Dealing With Milia
If you have tiny white spots on your face, especially around the eye area, don’t despair. These are simply milia, little cysts that may appear unsightly but are completely harmless.
Milia are incredibly common, and they can appear in virtually everyone, from tiny babies to adults. Primary milia, in fact, are incredibly common in small babies, and while some parents seem them as a cause for concern, they are benign.
In children, milia usually clear up on their own, often within a number of weeks. In adults, milia either go away independently or can be removed by a physician or aesthetician, depending on where they are located.
What Are Milia?Milia are tiny white spots, which often appear around the eyes and on the eyelids. Sometimes, however, they appear on different parts of the body, such as the genitals, and can be confused with genital warts.
Often characterised as cysts, milia are filled with a protein called keratin, and sometimes appear yellow in colour. They are indiscriminate in who they affect, with sex and race unimportant, although age can play a big role (see below).
Milia are completely harmless and most people want to get rid of them only because of their cosmetic appearance, not because of their potential damage to health.
Why We Get MiliaIt is unclear why some people get milia and some people don’t, although there are certain factors which can make people more predisposed to getting them.
In newborns, young babies, children and adults alike, milia are caused when dead skin becomes trapped near the skin’s surface, causing a tiny bump. Because the oil glands on your little one’s face are still developing, it is easier for the sweat glands or hair follicles to clog.

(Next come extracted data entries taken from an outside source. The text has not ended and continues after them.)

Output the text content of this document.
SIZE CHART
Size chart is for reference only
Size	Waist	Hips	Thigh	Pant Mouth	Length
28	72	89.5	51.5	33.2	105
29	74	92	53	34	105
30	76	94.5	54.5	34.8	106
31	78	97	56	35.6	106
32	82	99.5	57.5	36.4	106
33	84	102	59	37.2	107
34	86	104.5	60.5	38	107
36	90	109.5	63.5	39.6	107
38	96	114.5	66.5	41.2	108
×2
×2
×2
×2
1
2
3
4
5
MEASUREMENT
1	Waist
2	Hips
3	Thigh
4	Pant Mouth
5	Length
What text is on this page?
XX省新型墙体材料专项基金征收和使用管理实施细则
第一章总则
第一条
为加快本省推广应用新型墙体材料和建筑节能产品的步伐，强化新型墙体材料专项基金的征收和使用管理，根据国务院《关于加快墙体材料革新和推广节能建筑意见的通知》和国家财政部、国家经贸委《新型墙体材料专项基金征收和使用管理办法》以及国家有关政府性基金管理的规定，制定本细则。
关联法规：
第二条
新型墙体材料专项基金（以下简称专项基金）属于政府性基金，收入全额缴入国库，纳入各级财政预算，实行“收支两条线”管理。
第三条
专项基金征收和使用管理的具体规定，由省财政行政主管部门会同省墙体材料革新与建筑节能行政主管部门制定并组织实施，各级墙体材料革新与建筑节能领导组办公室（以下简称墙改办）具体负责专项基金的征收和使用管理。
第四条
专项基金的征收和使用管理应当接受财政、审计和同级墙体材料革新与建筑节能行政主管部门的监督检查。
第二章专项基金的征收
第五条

In older children and adults, milia are caused by the same problem. But older people are less likely to get them, as their oil glands are more developed. Regular exfoliation can make it harder for milia to develop.
Treatment of MiliaIn newborns and young children, milia will disappear on their own. No treatment is warranted and attempting treatment, such as picking at the spots, can actually worsen the condition.
With adults, however, treatment is often necessary – for cosmetic reasons alone - because milia may take years to clear up on their own. In some cases, they can become enlarged and become quite noticeable, causing distress and concern.
The best at-home treatment is to stem your face, then gently exfoliate. Wait a few days and repeat, and hopefully the milia will be gone. If not, you may want to see your GP, who may prescribe:
- Removal of the cyst with a sterile lancet or scalpel. Aestheticians and beauticians will normally not attempt this if the cyst is near the eye area, as it can be risky.
- Topical retinoid creams, to attack milia at the source.
- Microdermabrasion or a fruit acid peel to remove the top layer of your skin.
Newborn babies and small children often experience the appearance of milia on their faces, especially around the eye and cheek areas. This is no cause for concern, and is actually very common. No treatment for babies is necessary.
Be careful if you attempt to remove milia yourself. Improper extraction can result in permanent scarring, so it’s better to visit your GP or dermatologist and have it done right the first time.